Carson had signed an employment agreement with a restrictive covenant barring him from doing anything to divert business of any kind from Flatiron, including soliciting or interfering with any of the Company’s customers, clients, members, business partners or suppliers, for the first year following his employment. In short, the Southern District found that this restrictive covenant was unenforceable because it was too broad. 

What is a Non-Compete Agreement?

A non-compete agreement can either be a stand-alone agreement or included as a restrictive covenant in an employment agreement that prohibits an employee from working for a company’s competitors. In addition, the employee typically agrees not to use the employer’s client lists for future business. 

While prospective employees cannot be forced to sign a noncompete, it is typically a condition of employment. Generally, to be enforceable, a non-compete must be limited to a specific geographic area and a set period of time after the employment relationship ends. 

New York courts have also established a framework to determine the enforceability of noncompete agreements based on the following four factors:

  • The agreement must be limited to a time and place that is reasonable
  • The agreement must not place an unreasonable burden on the former employee
  • The agreement must not harm the interests of the general public
  • The agreement must not be greater than required to protect the employer’s legitimate interests

Moreover, courts have held that employers generally have three legitimate interests in enforcing a noncompete:

  • Preventing an employee’s solicitation or disclosure of trade secrets
  • Preventing an employee’s release of confidential information about the employer’s customers
  • Cases in which the employee’s services are deemed special or unique

It is worth noting that “special or unique” employers are professionals in relationship-driven fields. The courts have held that in certain professional fields, employers have a legitimate interest in protecting client relationships developed by an employee at the employer’s expense.

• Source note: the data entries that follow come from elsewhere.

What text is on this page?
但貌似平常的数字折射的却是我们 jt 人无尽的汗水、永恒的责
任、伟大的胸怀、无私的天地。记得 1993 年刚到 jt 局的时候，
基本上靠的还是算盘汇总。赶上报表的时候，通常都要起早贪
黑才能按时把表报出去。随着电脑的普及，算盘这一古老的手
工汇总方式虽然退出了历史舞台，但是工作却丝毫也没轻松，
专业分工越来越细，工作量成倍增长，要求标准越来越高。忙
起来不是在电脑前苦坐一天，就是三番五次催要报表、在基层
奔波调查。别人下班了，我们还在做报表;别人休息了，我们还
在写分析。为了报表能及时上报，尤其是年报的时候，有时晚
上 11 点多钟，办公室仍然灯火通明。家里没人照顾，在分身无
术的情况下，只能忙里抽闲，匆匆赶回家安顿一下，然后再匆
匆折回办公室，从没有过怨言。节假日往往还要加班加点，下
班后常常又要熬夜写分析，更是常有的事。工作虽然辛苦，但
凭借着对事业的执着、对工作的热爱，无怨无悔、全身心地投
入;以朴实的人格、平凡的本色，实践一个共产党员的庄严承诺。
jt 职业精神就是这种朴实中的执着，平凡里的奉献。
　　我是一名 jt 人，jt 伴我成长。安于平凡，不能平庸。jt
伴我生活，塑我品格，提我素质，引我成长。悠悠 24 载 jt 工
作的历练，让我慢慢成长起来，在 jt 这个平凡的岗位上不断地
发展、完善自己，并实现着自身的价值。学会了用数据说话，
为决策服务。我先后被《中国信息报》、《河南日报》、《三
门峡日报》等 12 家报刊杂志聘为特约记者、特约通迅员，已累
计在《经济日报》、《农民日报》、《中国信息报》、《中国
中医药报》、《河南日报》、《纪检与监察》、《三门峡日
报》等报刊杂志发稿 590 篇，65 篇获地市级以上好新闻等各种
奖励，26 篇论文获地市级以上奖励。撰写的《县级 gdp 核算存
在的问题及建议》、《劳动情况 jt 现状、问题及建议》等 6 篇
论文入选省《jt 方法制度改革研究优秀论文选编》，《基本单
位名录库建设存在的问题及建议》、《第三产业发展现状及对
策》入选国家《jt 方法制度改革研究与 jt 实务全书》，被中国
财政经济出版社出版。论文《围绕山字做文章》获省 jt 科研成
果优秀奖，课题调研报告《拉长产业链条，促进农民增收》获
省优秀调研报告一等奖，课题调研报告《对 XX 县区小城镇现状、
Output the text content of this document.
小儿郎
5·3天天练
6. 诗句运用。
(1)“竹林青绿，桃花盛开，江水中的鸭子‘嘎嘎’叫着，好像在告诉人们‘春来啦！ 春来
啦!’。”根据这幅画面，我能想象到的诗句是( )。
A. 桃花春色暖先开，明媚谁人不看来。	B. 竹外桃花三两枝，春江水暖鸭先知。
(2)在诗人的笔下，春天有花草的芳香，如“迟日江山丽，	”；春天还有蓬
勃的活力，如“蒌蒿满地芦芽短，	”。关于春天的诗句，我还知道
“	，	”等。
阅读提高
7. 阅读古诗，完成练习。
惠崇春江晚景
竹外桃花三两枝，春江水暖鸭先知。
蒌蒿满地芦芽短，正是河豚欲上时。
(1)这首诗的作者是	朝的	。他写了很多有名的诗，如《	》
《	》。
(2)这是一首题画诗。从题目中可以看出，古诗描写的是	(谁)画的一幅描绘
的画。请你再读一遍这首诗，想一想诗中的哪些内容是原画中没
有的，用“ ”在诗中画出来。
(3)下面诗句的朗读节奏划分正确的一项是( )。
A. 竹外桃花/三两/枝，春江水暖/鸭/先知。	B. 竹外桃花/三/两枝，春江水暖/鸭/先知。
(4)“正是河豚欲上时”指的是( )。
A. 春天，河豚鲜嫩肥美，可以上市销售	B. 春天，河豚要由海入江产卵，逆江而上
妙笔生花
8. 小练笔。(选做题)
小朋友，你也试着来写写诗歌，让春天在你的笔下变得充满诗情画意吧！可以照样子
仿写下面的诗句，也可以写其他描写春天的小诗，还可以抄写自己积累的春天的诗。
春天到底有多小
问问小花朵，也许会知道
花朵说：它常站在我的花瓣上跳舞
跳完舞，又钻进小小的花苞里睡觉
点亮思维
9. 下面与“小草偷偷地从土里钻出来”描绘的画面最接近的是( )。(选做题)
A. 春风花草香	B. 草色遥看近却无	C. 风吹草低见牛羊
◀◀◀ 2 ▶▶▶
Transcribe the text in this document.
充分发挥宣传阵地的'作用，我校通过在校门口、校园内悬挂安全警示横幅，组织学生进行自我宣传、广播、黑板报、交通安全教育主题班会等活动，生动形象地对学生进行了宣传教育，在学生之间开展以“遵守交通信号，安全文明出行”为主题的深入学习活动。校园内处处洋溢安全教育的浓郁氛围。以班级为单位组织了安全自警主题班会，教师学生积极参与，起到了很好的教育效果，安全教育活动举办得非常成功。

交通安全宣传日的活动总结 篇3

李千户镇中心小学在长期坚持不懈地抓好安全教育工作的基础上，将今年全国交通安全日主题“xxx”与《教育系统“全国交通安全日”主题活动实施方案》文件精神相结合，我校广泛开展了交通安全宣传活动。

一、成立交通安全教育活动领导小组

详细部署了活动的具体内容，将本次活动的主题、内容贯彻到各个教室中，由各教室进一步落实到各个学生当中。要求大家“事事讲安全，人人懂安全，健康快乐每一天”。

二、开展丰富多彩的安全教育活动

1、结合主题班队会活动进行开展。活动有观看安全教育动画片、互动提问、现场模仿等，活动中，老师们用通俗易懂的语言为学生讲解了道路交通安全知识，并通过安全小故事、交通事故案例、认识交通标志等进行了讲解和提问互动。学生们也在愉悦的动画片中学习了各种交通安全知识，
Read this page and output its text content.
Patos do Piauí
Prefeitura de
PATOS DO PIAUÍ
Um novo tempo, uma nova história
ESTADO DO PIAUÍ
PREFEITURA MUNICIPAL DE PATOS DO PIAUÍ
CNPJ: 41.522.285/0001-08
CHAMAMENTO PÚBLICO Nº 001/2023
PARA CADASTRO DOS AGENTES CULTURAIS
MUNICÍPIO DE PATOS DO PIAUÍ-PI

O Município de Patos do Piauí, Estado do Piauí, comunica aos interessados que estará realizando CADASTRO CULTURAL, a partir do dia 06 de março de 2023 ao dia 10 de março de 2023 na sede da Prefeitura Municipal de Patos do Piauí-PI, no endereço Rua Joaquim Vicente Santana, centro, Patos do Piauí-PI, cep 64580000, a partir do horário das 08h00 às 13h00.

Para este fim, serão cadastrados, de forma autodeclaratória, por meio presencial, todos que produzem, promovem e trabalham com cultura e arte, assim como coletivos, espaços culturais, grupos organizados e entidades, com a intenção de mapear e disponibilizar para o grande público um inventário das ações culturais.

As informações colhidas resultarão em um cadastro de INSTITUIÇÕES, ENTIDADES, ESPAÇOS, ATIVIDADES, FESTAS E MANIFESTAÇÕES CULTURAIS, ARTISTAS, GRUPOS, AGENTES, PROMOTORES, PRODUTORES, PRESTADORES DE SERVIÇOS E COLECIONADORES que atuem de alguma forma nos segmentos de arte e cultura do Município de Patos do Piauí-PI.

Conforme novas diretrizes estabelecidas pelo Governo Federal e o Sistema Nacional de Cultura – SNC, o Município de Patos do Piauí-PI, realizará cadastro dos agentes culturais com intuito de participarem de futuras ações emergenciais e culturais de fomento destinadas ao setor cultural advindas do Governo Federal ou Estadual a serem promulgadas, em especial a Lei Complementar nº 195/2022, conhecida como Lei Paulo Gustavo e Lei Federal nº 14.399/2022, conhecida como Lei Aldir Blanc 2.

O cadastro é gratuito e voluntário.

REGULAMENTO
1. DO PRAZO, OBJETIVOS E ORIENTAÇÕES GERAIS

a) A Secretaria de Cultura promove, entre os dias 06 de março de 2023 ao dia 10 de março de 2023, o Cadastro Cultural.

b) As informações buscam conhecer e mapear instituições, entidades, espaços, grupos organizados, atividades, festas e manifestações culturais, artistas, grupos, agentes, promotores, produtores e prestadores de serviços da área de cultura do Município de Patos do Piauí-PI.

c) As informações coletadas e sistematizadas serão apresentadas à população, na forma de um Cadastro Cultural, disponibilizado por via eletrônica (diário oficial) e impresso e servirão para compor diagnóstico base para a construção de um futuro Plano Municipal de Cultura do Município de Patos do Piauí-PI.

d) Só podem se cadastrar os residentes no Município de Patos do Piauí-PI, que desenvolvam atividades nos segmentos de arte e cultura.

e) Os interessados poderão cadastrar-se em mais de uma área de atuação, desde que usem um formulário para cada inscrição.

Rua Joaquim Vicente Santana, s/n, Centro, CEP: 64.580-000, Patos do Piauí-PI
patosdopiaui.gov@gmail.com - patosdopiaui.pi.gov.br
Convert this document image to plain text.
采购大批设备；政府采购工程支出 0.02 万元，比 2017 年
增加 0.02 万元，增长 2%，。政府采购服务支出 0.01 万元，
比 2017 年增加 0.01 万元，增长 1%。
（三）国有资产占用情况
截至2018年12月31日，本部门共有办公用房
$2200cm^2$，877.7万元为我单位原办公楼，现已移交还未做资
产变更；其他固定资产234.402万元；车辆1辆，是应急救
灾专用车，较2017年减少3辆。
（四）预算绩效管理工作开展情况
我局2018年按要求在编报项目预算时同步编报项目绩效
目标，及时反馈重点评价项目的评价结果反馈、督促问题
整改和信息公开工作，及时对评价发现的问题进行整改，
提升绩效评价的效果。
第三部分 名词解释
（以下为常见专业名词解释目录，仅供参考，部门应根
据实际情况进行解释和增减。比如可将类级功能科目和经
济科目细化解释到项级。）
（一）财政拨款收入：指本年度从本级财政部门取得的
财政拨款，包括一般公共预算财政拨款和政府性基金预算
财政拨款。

The Ruling in Flatiron v. Carson

The Southern District ruled in Flatiron that the agreement was unenforceable because it was not limited to client relationships developed at Flatiron’s expense, but rather to all clients, including those that the plaintiff may have established independently. The District Court also declined to find the restrictive covenant enforceable in part, as courts in New York have previously ruled. 

Why This Matters

Given the District Court’s ruling in Flatiron v. Carson, businesses should consult with an employment lawyer to ensure any restrictive covenants in employment agreements fall within the established framework. Similarly, a skilled employment law attorney can help an employee challenge the enforceability of a noncompete agreement.